De nombreuses communes peinent à trouver des candidats pour leur exécutif. [Keystone - Jean-Christophe Bott]
Elections communales: La Suisse romande fait face à un taux de nominations tacites particulièrement élevé / La Matinale / 3 min. / le 16 décembre 2019
2020 sera une année d'élections communales, notamment en Valais, où le principal défi est celui de la relève. Le taux de nominations tacites y est particulièrement élevé, ce qui signifie qu'il n'y a pas d'enjeu dans certaines communes.

En 2016, lors des dernières élections communales, une commune valaisanne sur quatre n'a connu aucun enjeu, contre une commune sur cinq en 2012. Dans huit communes haut-valaisannes, il n'y avait tout simplement aucune liste déposée. Il y a donc toujours moins de prétendants au rôle de conseiller ou président en Valais.

A titre de comparaison, à Neuchâtel, aucun exécutif communal n'a été nommé tacitement en 2016 et dans le canton de Genève, cela concernait à peine 10% des communes.

Il y a 20 ou 30 ans, c'était plutôt des gens qui allaient se proposer pour être conseiller. Maintenant, c'est la recherche de candidats qui est importante.

Léonard Moret, président de la commune de Charrat (VS)

Parmi les municipalités valaisannes où les citoyens n’ont pas eu à se rendre aux urnes il y a quatre ans, on trouve Charrat, qui fusionnera d'ailleurs bientôt avec sa grande voisine Martigny. "Il y a 20 ou 30 ans, c'était plutôt des gens qui allaient se proposer pour être conseiller. Maintenant, c'est la recherche de candidats qui est importante, et ce n'est pas toujours simple d'en trouver. On travaille pour les habitants, et ce travail est important, on prend donc aussi sur notre temps", a expliqué à la RTS le président de Charrat, Léonard Moret.

Pris au sérieux par le canton

Fonction toujours plus complexe, peu valorisée et peu compatible avec un emploi… il y a de quoi décourager. Jean-Pascal Fournier, le président des Verts valaisans, a lui dit son souci de trouver un nombre de candidats à la hauteur des ambitions de son parti en 2020.

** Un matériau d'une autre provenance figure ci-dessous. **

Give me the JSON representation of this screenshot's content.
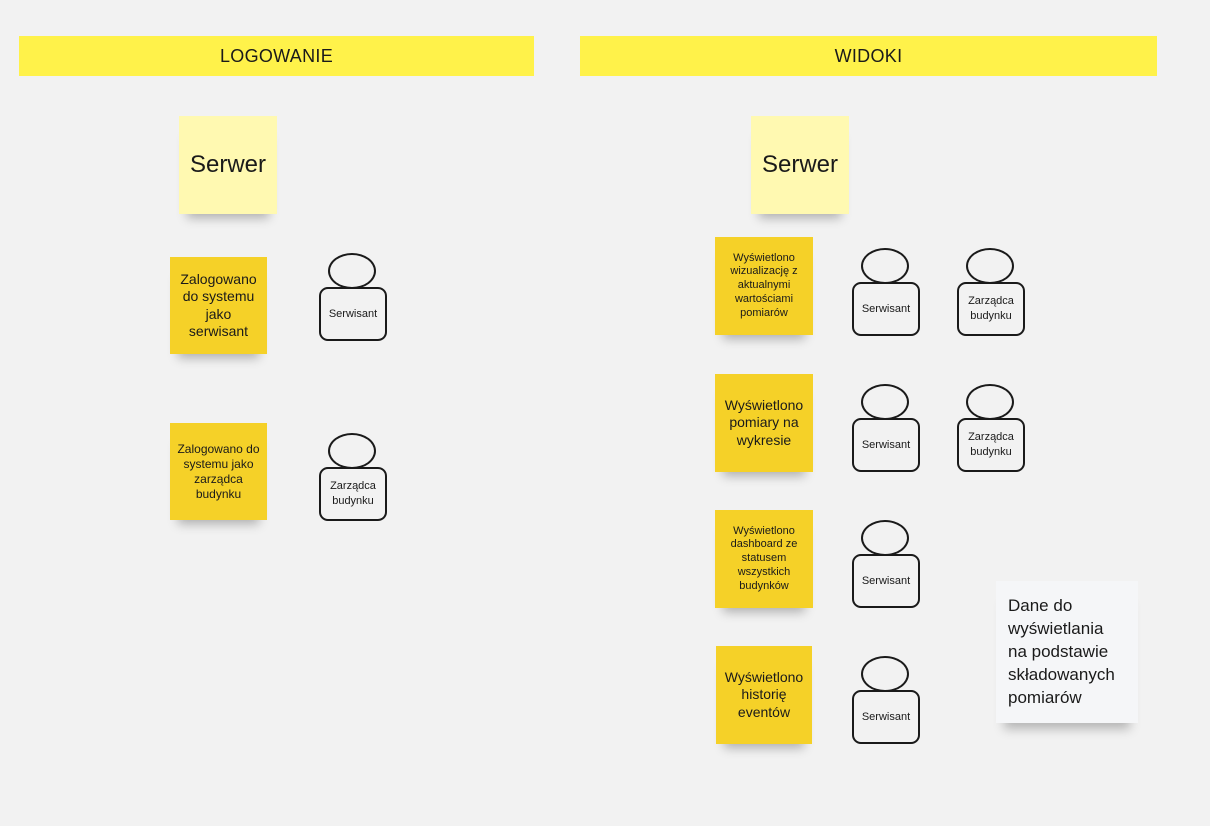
{
  "headers": {
    "logowanie": "LOGOWANIE",
    "widoki": "WIDOKI"
  },
  "colors": {
    "header_yellow": "#fff24a",
    "note_light_yellow": "#fff9b1",
    "note_gold": "#f5d128",
    "note_white": "#f5f6f8",
    "canvas": "#f2f2f2"
  },
  "logowanie": {
    "server_note": "Serwer",
    "events": [
      {
        "text": "Zalogowano do systemu jako serwisant",
        "actors": [
          "Serwisant"
        ]
      },
      {
        "text": "Zalogowano do systemu jako zarządca budynku",
        "actors": [
          "Zarządca budynku"
        ]
      }
    ]
  },
  "widoki": {
    "server_note": "Serwer",
    "events": [
      {
        "text": "Wyświetlono wizualizację z aktualnymi wartościami pomiarów",
        "actors": [
          "Serwisant",
          "Zarządca budynku"
        ]
      },
      {
        "text": "Wyświetlono pomiary na wykresie",
        "actors": [
          "Serwisant",
          "Zarządca budynku"
        ]
      },
      {
        "text": "Wyświetlono dashboard ze statusem wszystkich budynków",
        "actors": [
          "Serwisant"
        ]
      },
      {
        "text": "Wyświetlono historię eventów",
        "actors": [
          "Serwisant"
        ]
      }
    ],
    "comment_note": "Dane do wyświetlania na podstawie składowanych pomiarów"
  }
}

Maurice Chevrier, chef du service valaisan des affaires intérieures et communales, dit prendre au sérieux ce recul du personnel politique, en accompagnant les communes, en formant les nouveaux élus et en soutenant les fusions. Même si cette formule n'est pas la panacée, selon Andrea Pilotti, chercheur à l’Observatoire de la vie politique régionale de l’Université de Lausanne. "Il n'y a jamais de remède miracle. On a aussi vu que dans certaines communes qui ont fusionné, le taux de relève n'a pas forcément augmenté, en tout cas pas tout de suite. Il y a un travail qui doit se faire au niveau des partis et donc des sections locales pour mobiliser davantage la population, faire un vrai travail de terrain", détaille-t-il.

Le "tabou" de la professionnalisation

Mais le Valais n'est pas le seul canton à connaître un problème de relève. A Fribourg, Neuchâtel, Vaud et Genève, ce sont les démissions en cascade qui inquiètent. Une municipalité sur trois est touchée, selon l'Association des communes suisses qui a déclaré 2019 "année du travail de milice", en quête de solutions.

>> Lire aussi : Fribourg veut lutter contre la vague de démissions dans ses communes et Elire un municipal est une chose, mais le garder en est une autre

Son vice-président Gustave Muheim est lui-même syndic de Belmont-sur-Lausanne et est actif depuis 30 ans à l'échelon municipal. "Il est impératif qu'à l'avenir, les exécutifs locaux s'occupent de stratégie communale et non plus d'opérationnel (...). Cela doit être une affaire des administrations, qui vont devoir se doter des compétences nécessaires", réagit-il. Le but, à ses yeux , est "que les exécutifs (...), peu importe leur profession, puissent en fait réfléchir sur la stratégie du devenir de la commune, ce qui ne nécessite pas obligatoirement une formation universitaire".

Il est impératif qu'à l'avenir, les exécutifs locaux s'occupent de stratégie communale et non plus d'opérationnel.

Gustave Muheim, syndic de Belmont-sur-Lausanne et vice-président de l'Association des communes suisses

L’esprit de milice est profondément enraciné dans les mentalités et dans la culture politique suisse. Et contrarie un peu ce changement. "La professionnalisation reste un tabou" selon le politologue Andrea Pilotti, même si cette évolution paraît inéluctable. Le défi désormais pour les communes: tendre vers plus de professionnalisme sans couper le lien avec la population.